Over 50 people assembled outside of Acadie Metro at 4:00 p.m. on September 21 to protest Université de Montréal’s (UdeM) new MIL Campus. Opened on September 20, the campus is located on former railway yards in Outremont. In 2016, UdeM received $84 million from the federal government, in addition to $116 million from the provincial government. Overall, the project cost $350 million. Initially, UdeM had promised to build 1,300 units of student housing in the new campus, but they have since decided to sell the apartments as condos. Given that the former Outremont railway yard lies between Parc-Ex and Outremont, community activists have argued that the MIL Campus in Parc-Ex will significantly contribute to the forces that are already pushing people out of the area.
According to Centraide’s Territorial Analysis for 2015-2016, Parc-Ex is the poorest neighbourhood in Montreal, with a poverty rate of 44 per cent. 61 per cent of residents are immigrants, and 63 per cent are racialized. Rents in Parc-Ex are some of the cheapest in Montreal, but even so, 44 per cent of tenants spend at least 30 per cent of their income on rent. In the last few years, the neighbourhood has been undergoing what some describe as hypergentrification. According to a report from LaPresse, some landlords are forcing evictions and tripling rent, while others keep their rents low but provide no maintenance, thereby rendering the remaining cheap apartments in Parc-Ex unsanitary. As a result, many low-income tenants have been, or are being, displaced. Comité d’action Parc-Extension (CAPE) Community Organizer Amy Darwish told the Daily, “people are being scattered to the far ends of the city, far from their support networks.” She emphasized that Parc-Ex has a thriving community system, which risks being lost as more residents are being displaced. Though gentrification has been occurring in the neighbourhood for some years, community activists point to the MIL Campus and to the AI firms opening in a former industrial area west of Little Italy (now marketed as the “Mile-Ex”) as major contributors to this new round of hypergentrification.
UdeM’s inauguration of the campus took place on September 20, which was attended by many elected officials including Quebec premier François Legault and Montreal mayor Valérie Plante. CAPE members and Parc-Ex residents attended the inauguration as well. According to the Daily’s sources, they dropped a banner that read “le campus MIL gentrifie Parc-Ex” [“the MIL campus gentrifies Parc-Ex”] during the rector of UdeM’s speech, while chanting slogans and dropping flyers onto the crowd below. The banner drop, carried out around 10:30 a.m by 10 people, was organized by members of CAPE and the Parc-Extension Tenants Association. They were quickly escorted out by campus security, but reconvened outside the building and continued chanting.
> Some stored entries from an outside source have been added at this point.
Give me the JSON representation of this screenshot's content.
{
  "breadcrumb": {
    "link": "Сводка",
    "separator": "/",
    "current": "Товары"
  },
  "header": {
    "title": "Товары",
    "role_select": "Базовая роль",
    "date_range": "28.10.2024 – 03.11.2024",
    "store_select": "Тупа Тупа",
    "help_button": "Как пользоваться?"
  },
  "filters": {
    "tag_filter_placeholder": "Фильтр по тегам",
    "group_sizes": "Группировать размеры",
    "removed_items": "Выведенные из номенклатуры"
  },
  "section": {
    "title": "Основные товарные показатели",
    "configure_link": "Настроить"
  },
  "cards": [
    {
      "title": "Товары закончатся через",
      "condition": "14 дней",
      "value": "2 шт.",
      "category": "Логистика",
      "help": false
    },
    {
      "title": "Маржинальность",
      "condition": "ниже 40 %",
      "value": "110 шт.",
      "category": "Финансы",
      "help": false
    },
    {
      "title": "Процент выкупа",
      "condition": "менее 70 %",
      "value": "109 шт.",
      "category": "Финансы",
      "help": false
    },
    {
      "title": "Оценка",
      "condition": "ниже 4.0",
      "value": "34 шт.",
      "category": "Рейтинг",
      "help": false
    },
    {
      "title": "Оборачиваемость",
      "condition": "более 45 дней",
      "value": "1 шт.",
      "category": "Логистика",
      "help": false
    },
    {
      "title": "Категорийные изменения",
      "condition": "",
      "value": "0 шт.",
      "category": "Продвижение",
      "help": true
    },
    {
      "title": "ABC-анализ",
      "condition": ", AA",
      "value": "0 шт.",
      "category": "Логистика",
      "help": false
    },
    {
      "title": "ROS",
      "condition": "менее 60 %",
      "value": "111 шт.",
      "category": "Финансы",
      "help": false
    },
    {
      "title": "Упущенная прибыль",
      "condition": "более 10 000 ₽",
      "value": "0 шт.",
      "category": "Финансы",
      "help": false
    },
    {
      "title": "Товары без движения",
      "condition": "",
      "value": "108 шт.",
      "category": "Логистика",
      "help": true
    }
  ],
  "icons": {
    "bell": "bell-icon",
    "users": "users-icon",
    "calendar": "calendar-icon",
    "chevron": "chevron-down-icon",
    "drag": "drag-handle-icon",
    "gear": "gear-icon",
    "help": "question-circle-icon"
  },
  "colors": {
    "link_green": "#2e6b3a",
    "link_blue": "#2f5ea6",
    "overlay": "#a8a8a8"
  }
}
The following day during UdeM’s “citizen’s party” to “celebrate the birth of the Quartier MIL,” protestors gathered at Acadie metro. Residents and organizers (namely members of the CAPE) spoke from 4 p.m. until 4:45 p.m. At 4:45 p.m., the protestors commenced a “tour” of the new campus. They walked across the new pedestrian bridge and through the MIL campus to the Outremont side, where the “citizen’s party” was taking place. The protestors chanted slogans, such as “Park Ex is not for sale” and “ni campus, ni condos / on veut des logements sociaux” [“no campuses, no condos / we want social housing”], interrupting kiosk transactions and DJ sets. After walking through the kiosks and back, the protestors returned to Acadie metro. Final speeches were made thanking protestors for coming and encouraging residents to continue organizing against gentrification in Park Ex. Saturday’s action was orchestrated by CAPE, and received support from the Front d’action populaire en réaménagement urbain (FRAPRU).
Darwish said that these two actions were important because they challenge the narrative that the MIL Campus will revitalize Parc-Ex, as put forward by the university and by mainstream media. Darwish told the Daily that “for many, revitalization means displacement. Gentrification doesn’t improve quality of life. It creates more poverty as rents rise, as evictions increase, and as local businesses close.” Furthermore, she said that “Parc-Ex doesn’t need to be revitalized because Parc-Ex isn’t dead. We don’t need luxury restaurants or expensive condos and businesses. We need rent control and more social housing.”